What felt like hours later, after the bomb was dropped and we made countless attempts at rationalizing our actions, we made some headway in explaining our reasoning to Drew. He was not impressed by our story about teaching the spirit of giving but slowly, he accepted our many reasons for keeping the story of Santa alive in our home. Maybe he was our black and white thinker! I don't think, however, he was ready to let go of his deep disappointment in us for our not being truthful. That crushed me. This wasn't some white lie. It was a calculated effort to trick our kids year after year just as our parents had lovingly done for us.
So, when Nick surprised me with his question, the memory of feeling as if I had crushed Drew's trust in me was where I went in my head. Selfishly, I wasn't ready to tell him the truth. He is our youngest and I want to keep the traditions alive in our house a bit longer. He is only seven and I am just not ready...
In that moment I felt a flash of anger. Who had planted this seed of doubt in him? No way would the older two mentioned this. They were already scheming of all they ways they were going to get our elf into mischief this year. Allowing them in on this fun gave them a great sense of excitement for the season. So who, then, had told Nick Santa wasn't real? When I inquired as to why he was asking, he told me the name of a classmate, who will remain nameless, who told him Santa wasn't real.
At that, all my years in the classroom where I showed great compassion for all students rushed out the window. How could she?! I resisted my attempt to immediately pick up my cell phone and call this little girl's parents to unleash my anger that their daughter was telling a class of second graders Santa is a LIE! Nick must have sensed my blood boiling and quickly added, "She isn't mean, Mama. She just told me it is her mom and dad that give her presents, not Santa." His voice snapped me back to reality. This was normal. This is how it happened. I had to be okay with that.
Yet, I wasn't. I looked at Nick and said nothing for a very long moment, thoughts racing through my head. Then I simply asked him what he thought. He looked back at me and said, "I think he is real." Here was the perfect opportunity to be truthful. I don't want to lie to my kids. This was the moment where I could be completely honest. I just couldn't do it. "Then, there you go," was all I said. Maybe not truly a lie? Oh, who am I kidding? I know and he knows that I basically just told him outright that Santa is, in fact, real. He was satisfied with that and returned to the family room to watch Wild Kratts.

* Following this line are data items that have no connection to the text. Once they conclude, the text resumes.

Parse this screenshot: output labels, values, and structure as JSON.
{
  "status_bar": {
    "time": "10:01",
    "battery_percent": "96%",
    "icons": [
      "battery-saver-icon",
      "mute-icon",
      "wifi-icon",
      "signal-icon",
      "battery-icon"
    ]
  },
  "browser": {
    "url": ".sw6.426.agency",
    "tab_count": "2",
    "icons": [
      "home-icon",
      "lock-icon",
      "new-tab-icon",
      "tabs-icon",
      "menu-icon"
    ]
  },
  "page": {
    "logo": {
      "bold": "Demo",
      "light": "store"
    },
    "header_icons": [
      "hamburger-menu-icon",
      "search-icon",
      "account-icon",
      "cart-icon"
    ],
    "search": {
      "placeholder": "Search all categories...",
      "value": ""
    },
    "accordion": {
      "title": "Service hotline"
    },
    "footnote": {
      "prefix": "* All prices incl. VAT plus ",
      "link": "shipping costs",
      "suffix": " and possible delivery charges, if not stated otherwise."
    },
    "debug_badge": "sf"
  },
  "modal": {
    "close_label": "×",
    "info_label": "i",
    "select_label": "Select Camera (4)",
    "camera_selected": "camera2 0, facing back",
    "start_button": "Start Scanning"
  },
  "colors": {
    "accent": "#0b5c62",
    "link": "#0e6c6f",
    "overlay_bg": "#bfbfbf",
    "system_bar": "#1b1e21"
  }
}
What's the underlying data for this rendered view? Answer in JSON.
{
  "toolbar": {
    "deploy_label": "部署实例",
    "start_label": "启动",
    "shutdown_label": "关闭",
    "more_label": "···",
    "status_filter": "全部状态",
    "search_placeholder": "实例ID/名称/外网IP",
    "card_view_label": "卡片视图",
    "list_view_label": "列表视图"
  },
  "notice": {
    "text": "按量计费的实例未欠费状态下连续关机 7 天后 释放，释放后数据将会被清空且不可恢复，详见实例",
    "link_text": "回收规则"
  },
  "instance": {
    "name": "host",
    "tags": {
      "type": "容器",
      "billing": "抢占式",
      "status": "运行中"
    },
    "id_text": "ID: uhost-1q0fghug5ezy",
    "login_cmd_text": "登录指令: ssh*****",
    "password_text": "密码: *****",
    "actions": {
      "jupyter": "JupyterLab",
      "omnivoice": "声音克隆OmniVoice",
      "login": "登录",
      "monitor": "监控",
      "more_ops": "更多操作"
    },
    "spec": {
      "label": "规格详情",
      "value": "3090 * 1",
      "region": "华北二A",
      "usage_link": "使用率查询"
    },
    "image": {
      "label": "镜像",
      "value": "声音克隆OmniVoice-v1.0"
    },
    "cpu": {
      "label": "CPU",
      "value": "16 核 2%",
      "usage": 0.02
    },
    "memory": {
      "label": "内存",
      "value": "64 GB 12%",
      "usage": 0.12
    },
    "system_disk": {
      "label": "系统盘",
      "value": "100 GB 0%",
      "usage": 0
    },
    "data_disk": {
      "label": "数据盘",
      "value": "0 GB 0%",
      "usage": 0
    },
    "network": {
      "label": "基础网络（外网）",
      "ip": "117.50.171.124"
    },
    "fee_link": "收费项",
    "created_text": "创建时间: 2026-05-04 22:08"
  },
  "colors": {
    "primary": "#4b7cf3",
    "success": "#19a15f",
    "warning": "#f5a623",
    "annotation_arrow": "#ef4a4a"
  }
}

Whether or not you agree with my decision (heck, I am not sure I agree with my decision), I am sure you have faced this situation with your own children. If not, prepare for it. Thinking about it now, part of my fear is that when they question Santa, they will question other things that aren't tangible. What if they question Jesus in the same way? Their own faith isn't tangible. Their belief in themselves is not tangible. Neither is their belief that the world is filled with good, yet I don't want them questioning those things!
The bottom line is this: parenting is crazy hard. We may not do it right, we aren't perfect, and we just have to be okay with that. In the meantime, my pinterest feed will continue to fill with Elf on the Shelf ideas and my tree will be cluttered with presents from Santa....at least for one more year.